Still they are pleased with the advancements made since the catastrophic earthquake of 2004 that killed 230,000 people. Technology and science is much better. The Pacific Tsunami Warning Center in Ewa Beach helped warn dozens of countries in the Indian Ocean region within six minutes for this latest quake instead of 15 to 20.
"We have many many more instruments coming in, more bandwidth, much more information and that speeds us up. We know very quickly what's happening," said Fryer. "We also have a much more reliable measure of really big earthquakes. We get them to within about two-tenths of a magnitude."
Scientists also knew right away that this was not the damaging deep thrust type of quake. Instead it was a strike slip quake meaning much less contact and a much smaller wave.
"The slip along the fault is in a horizontal direction versus a vertical direction then the sea floor may move sideways but it is not going to lift up and cause the whole ocean to move up or to move down," said Charles McCreery, Ph.D., Pacific Tsunami Warning Center Director.
To give you an idea of how powerful today's earthquake was the seismic vibrations made it to the other end of earth in just 26 minutes.

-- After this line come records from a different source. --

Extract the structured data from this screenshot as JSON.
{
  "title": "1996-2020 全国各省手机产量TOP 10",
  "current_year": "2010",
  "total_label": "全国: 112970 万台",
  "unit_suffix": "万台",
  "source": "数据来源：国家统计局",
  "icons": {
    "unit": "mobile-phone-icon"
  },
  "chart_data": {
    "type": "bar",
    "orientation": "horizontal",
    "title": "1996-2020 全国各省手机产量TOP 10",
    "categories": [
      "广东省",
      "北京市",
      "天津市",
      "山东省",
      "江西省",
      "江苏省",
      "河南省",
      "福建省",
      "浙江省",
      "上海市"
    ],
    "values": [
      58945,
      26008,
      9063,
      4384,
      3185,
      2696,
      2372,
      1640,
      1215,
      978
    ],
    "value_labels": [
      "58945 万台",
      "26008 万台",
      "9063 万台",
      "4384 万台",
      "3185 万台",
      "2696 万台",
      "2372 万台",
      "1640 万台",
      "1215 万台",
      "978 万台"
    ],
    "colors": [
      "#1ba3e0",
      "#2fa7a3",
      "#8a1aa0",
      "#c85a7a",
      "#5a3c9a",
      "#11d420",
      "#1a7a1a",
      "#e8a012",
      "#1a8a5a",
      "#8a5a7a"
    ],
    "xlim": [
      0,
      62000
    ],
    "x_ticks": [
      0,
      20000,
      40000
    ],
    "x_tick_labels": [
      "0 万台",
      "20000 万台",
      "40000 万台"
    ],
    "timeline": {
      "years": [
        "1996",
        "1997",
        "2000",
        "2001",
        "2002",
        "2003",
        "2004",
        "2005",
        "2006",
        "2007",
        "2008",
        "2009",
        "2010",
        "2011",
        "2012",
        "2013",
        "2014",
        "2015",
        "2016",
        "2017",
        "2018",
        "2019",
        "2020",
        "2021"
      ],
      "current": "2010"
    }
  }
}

It is also the most powerful strike slip earthquake ever recorded at a magnitude of 8.6. For perspective the San Andreas Fault in California can only produce a maximum 8.0 strike slip earthquake.
"I hate to say this because I think it was traumatic for a lot of people but it was a really good test for all of the countries bringing up their warning systems," said Fryer. "Test everything and make sure it works."
Hawaii will still continue warning the Indian Ocean region but it is starting to phase out as the lead agency as those countries develop their own warning systems.